The corporation devotes significant resources to social causes that have absolutely nothing to do with its core business activities. Human Resources is transformed into a full Inquisition, imposing its policies without restraint and striking fear into everyone from the Chairman of the Board on down. The CEO regularly mouths social justice platitudes in the place of corporate strategies and the marketing materials are so full of virtue-signaling and social justice advocacy that it becomes difficult to tell from them what the company actually does or sells.

When every government agency has a legislatively-mandated resident political officer (i.e., diversity watchdog), I don't think we can expect much more from the government but more of the same. After all, it was the National Science Foundation that funded the writing and production of an off-Broadway global warming musical, "The Great Immensity", and put the writer, Steven Cosson, up for months in a posh Costa Rican resort to do "research". It was funded out of the Science Education budget. It took about a month to implode.

Or consider FirstNet, the massively funded 2012 government response to cellular congestion following the 9-11 terrorist attacks. Why, it only took 5 years to allocate the spectrum and start on the engineering standards! The network, or, more properly, the parts of it that exist, is already hopelessly out of date.

And don't get me started on high speed rail, a "national program" that was fully converged before it was started.

No thanks, David. No "national programs".

trigger warning said...

"This is an extreme overstatement of the important of 5G." [Anon, 6:31]

Anon knows what they's (sorry, I couldn't resist) talking about. 5G is nothing more than higher frequency spectrum to increase bandwidth so you can get your porn faster. In the No Free Lunch column, it either reduces the range of the network-side antennas and the handheld device, or requires a significant increase in power. Or both.

Speaking personally, I've had robotic-assisted surgery. And I'll be damned if I'd consent to such surgery over a wireless network. Last December, Verizon made the NYT with a national outage. ATT more recently. Insane.

David Foster said...

(anon 6:31 was me)

The track record of governments directing innovation is pretty dismal. See my post Leaving a Trillion on the Table for a European example:

("A trillion" was ludicrously small; I need to rerun this with a better title)

David Foster

David Foster said...

Intel Corporation has announced their intent to outsource and offshore much of their advanced chip manufacturing, quite likely to Taiwan Semiconductor Manufacturing Company.

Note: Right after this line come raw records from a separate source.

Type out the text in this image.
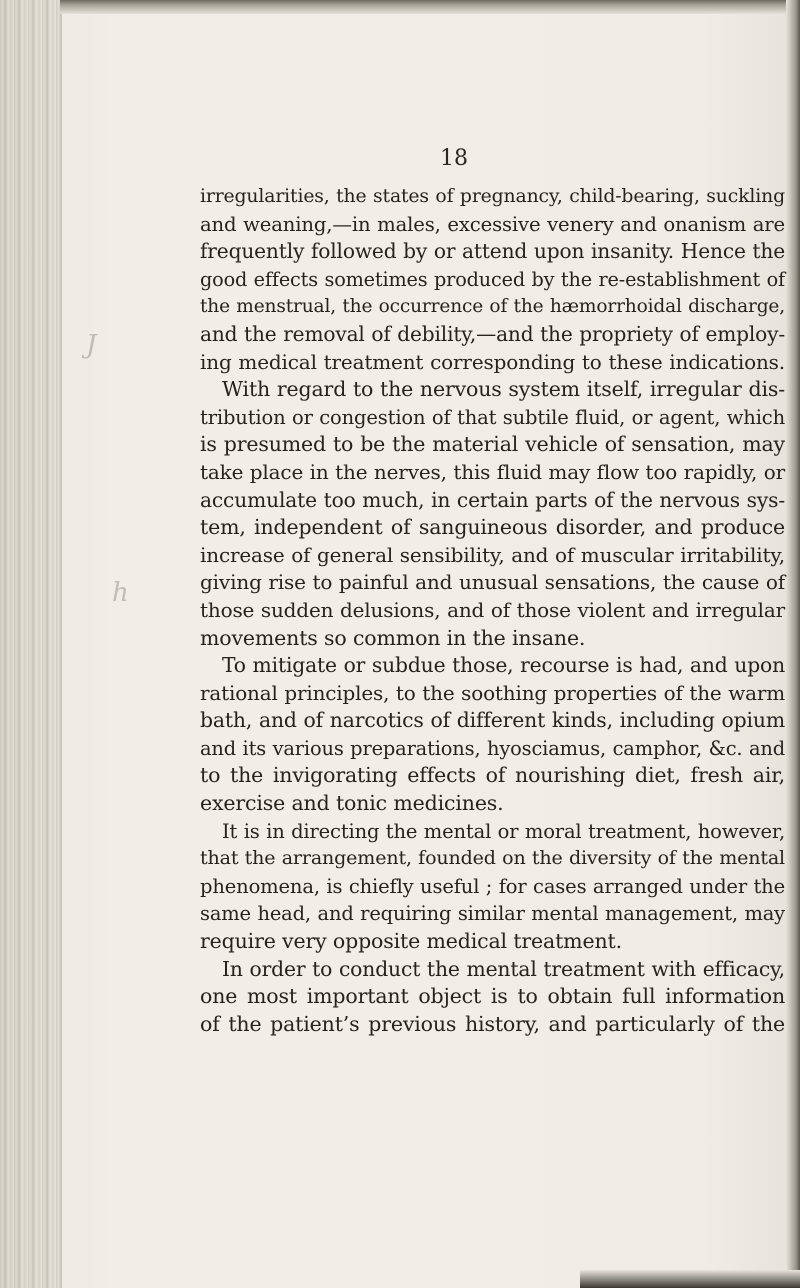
J
h
18
irregularities, the states of pregnancy, child-bearing, suckling
and weaning,—in males, excessive venery and onanism are
frequently followed by or attend upon insanity. Hence the
good effects sometimes produced by the re-establishment of
the menstrual, the occurrence of the hæmorrhoidal discharge,
and the removal of debility,—and the propriety of employ-
ing medical treatment corresponding to these indications.
With regard to the nervous system itself, irregular dis-
tribution or congestion of that subtile fluid, or agent, which
is presumed to be the material vehicle of sensation, may
take place in the nerves, this fluid may flow too rapidly, or
accumulate too much, in certain parts of the nervous sys-
tem, independent of sanguineous disorder, and produce
increase of general sensibility, and of muscular irritability,
giving rise to painful and unusual sensations, the cause of
those sudden delusions, and of those violent and irregular
movements so common in the insane.
To mitigate or subdue those, recourse is had, and upon
rational principles, to the soothing properties of the warm
bath, and of narcotics of different kinds, including opium
and its various preparations, hyosciamus, camphor, &c. and
to the invigorating effects of nourishing diet, fresh air,
exercise and tonic medicines.
It is in directing the mental or moral treatment, however,
that the arrangement, founded on the diversity of the mental
phenomena, is chiefly useful ; for cases arranged under the
same head, and requiring similar mental management, may
require very opposite medical treatment.
In order to conduct the mental treatment with efficacy,
one most important object is to obtain full information
of the patient’s previous history, and particularly of the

This is especially worrying because the move is apparently *not* driven either by labor costs or by a desire for a more friendly regulatory climate, but rather that Intel has not themselves been able to complete the fab facilities for a new generation of very dense chips.

Stuart Schneiderman said...

Absolutely... it's an important part of the story I was trying to expose.

Freddo said...

It was a couple of years ago that someone in the Linux community noticed that Intels contact for the networking code wasn't much of a technical person, but very concerned about the Code of Conduct and diversity statements. So no big surprise there.